For decades, the National Rifle Association (NRA) has seemed like an immovable and feared force in conservative politics, but in court documents first obtained by the New York Law Journal, constant backlash and boycotts in the wake of gun violence and school shootings has the organization under serious financial pressure.
According to the court docs, the NRA cites New York Governor Andrew Cuomo’s campaign to pressure insurers and financial institutions to cut ties with the gun rights organization, warning that the effort could damage its ability to “fulfill its advocacy objectives.” The state-led “blacklisting campaign” has inflicted “tens of millions of dollars in damages” on the organization, the group claims.

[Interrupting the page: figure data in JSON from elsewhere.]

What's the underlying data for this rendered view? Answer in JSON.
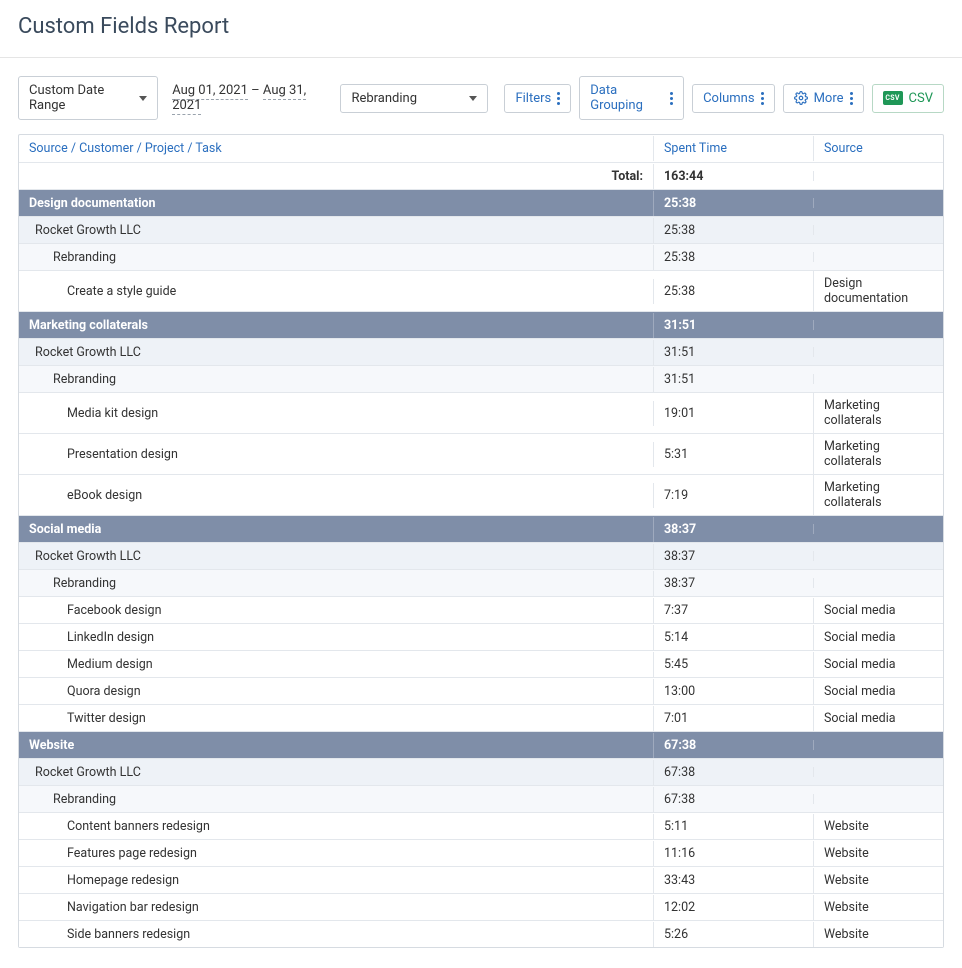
{
  "title": "Custom Fields Report",
  "toolbar": {
    "date_mode": "Custom Date Range",
    "date_from": "Aug 01, 2021",
    "date_to": "Aug 31, 2021",
    "filter_value": "Rebranding",
    "filters_btn": "Filters",
    "grouping_btn": "Data Grouping",
    "columns_btn": "Columns",
    "more_btn": "More",
    "csv_btn": "CSV"
  },
  "table": {
    "columns": {
      "name": "Source / Customer / Project / Task",
      "time": "Spent Time",
      "source": "Source"
    },
    "total_label": "Total:",
    "total_time": "163:44",
    "groups": [
      {
        "name": "Design documentation",
        "time": "25:38",
        "customers": [
          {
            "name": "Rocket Growth LLC",
            "time": "25:38",
            "projects": [
              {
                "name": "Rebranding",
                "time": "25:38",
                "tasks": [
                  {
                    "name": "Create a style guide",
                    "time": "25:38",
                    "source": "Design documentation"
                  }
                ]
              }
            ]
          }
        ]
      },
      {
        "name": "Marketing collaterals",
        "time": "31:51",
        "customers": [
          {
            "name": "Rocket Growth LLC",
            "time": "31:51",
            "projects": [
              {
                "name": "Rebranding",
                "time": "31:51",
                "tasks": [
                  {
                    "name": "Media kit design",
                    "time": "19:01",
                    "source": "Marketing collaterals"
                  },
                  {
                    "name": "Presentation design",
                    "time": "5:31",
                    "source": "Marketing collaterals"
                  },
                  {
                    "name": "eBook design",
                    "time": "7:19",
                    "source": "Marketing collaterals"
                  }
                ]
              }
            ]
          }
        ]
      },
      {
        "name": "Social media",
        "time": "38:37",
        "customers": [
          {
            "name": "Rocket Growth LLC",
            "time": "38:37",
            "projects": [
              {
                "name": "Rebranding",
                "time": "38:37",
                "tasks": [
                  {
                    "name": "Facebook design",
                    "time": "7:37",
                    "source": "Social media"
                  },
                  {
                    "name": "LinkedIn design",
                    "time": "5:14",
                    "source": "Social media"
                  },
                  {
                    "name": "Medium design",
                    "time": "5:45",
                    "source": "Social media"
                  },
                  {
                    "name": "Quora design",
                    "time": "13:00",
                    "source": "Social media"
                  },
                  {
                    "name": "Twitter design",
                    "time": "7:01",
                    "source": "Social media"
                  }
                ]
              }
            ]
          }
        ]
      },
      {
        "name": "Website",
        "time": "67:38",
        "customers": [
          {
            "name": "Rocket Growth LLC",
            "time": "67:38",
            "projects": [
              {
                "name": "Rebranding",
                "time": "67:38",
                "tasks": [
                  {
                    "name": "Content banners redesign",
                    "time": "5:11",
                    "source": "Website"
                  },
                  {
                    "name": "Features page redesign",
                    "time": "11:16",
                    "source": "Website"
                  },
                  {
                    "name": "Homepage redesign",
                    "time": "33:43",
                    "source": "Website"
                  },
                  {
                    "name": "Navigation bar redesign",
                    "time": "12:02",
                    "source": "Website"
                  },
                  {
                    "name": "Side banners redesign",
                    "time": "5:26",
                    "source": "Website"
                  }
                ]
              }
            ]
          }
        ]
      }
    ]
  },
  "colors": {
    "group_header": "#7f8ea8",
    "link": "#2b6fbf",
    "border": "#d6dbe1"
  }
}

In addition to its loss of income and access to banking services, the NRA says it hasn’t been able to renew its media liability insurance. According to its complaint, if a replacement policy isn’t found, it may have to shut down its once lucrative television network NRATV and a number of other media outlets.

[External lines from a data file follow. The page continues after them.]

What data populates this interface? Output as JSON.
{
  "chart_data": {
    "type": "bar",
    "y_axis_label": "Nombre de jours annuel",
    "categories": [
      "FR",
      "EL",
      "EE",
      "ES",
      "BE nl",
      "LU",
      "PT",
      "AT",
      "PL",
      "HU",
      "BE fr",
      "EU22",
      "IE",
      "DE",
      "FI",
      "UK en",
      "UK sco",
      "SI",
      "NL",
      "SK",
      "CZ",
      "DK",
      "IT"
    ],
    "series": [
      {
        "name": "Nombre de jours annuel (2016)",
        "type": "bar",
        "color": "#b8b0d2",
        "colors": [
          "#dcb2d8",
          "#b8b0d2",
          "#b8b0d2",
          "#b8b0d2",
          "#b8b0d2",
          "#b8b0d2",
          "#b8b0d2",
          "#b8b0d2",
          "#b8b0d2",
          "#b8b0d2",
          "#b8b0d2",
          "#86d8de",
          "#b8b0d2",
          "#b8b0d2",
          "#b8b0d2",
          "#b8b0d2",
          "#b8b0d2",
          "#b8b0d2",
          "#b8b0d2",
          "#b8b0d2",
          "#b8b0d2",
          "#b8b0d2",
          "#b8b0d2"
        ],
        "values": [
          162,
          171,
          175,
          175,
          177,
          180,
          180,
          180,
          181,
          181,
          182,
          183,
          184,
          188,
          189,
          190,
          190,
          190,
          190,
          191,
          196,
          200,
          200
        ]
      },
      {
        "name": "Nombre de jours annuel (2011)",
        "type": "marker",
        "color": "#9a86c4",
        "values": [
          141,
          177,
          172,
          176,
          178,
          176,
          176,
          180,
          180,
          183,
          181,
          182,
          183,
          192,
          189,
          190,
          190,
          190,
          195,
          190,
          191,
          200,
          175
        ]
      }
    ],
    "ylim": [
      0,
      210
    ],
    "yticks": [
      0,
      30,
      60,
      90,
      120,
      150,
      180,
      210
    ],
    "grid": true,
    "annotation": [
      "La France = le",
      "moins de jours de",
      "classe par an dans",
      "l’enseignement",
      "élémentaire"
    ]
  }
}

“Defendants’ concerted efforts to stifle the NRA’s freedom of speech and to retaliate against the NRA based on its viewpoints are causing other insurance, banking, and financial institutions doing business with the NRA … to rethink their mutually beneficial business relationships with the NRA for fear of monetary sanctions or expensive public investigations,” the complaint reads.
“Insurance coverage is necessary for the NRA to continue its existence,” it continues, adding that the NRA “cannot maintain its physical premises, convene off-site meetings and events, operate educational programs … or hold rallies, conventions and assemblies.”
From The Trace:
The NRA’s original lawsuit against Cuomo and the New York Department of Financial Services was filed in response to an April directive issued by the governor to the state agency to urge insurers and financial firms to consider whether any relationships those companies may have with the NRA constitute reputational risks. Cuomo’s order came in the midst of a wave of activism following the school shooting in Parkland, Florida, aimed at big banks and insurers that provided NRA members with discounts or special offers.
At Cuomo’s behest, the state also levied more than $8 million in fines against Chubb and Lockton Affinity, insurance companies supporting the NRA’s “Carry Guard” self-defense program in New York State. Carry Guard was marketed to NRA members as a firearms-training program that also provided insurance to cover legal fees and liabilities arising from self-defense shootings. The action led both companies to announce they were entering into consent agreements with the state and would no longer do business with the NRA.
In sum, the NRA’s compliant paints its situation as dire. Being cut off from routine banking services will render it “unable to exist” as “one of America’s oldest constitutional rights advocates,” it claims.
Governor Cuomo dismissed the NRA’s lawsuit as “a futile and desperate attempt to advance its dangerous agenda to sell more guns.”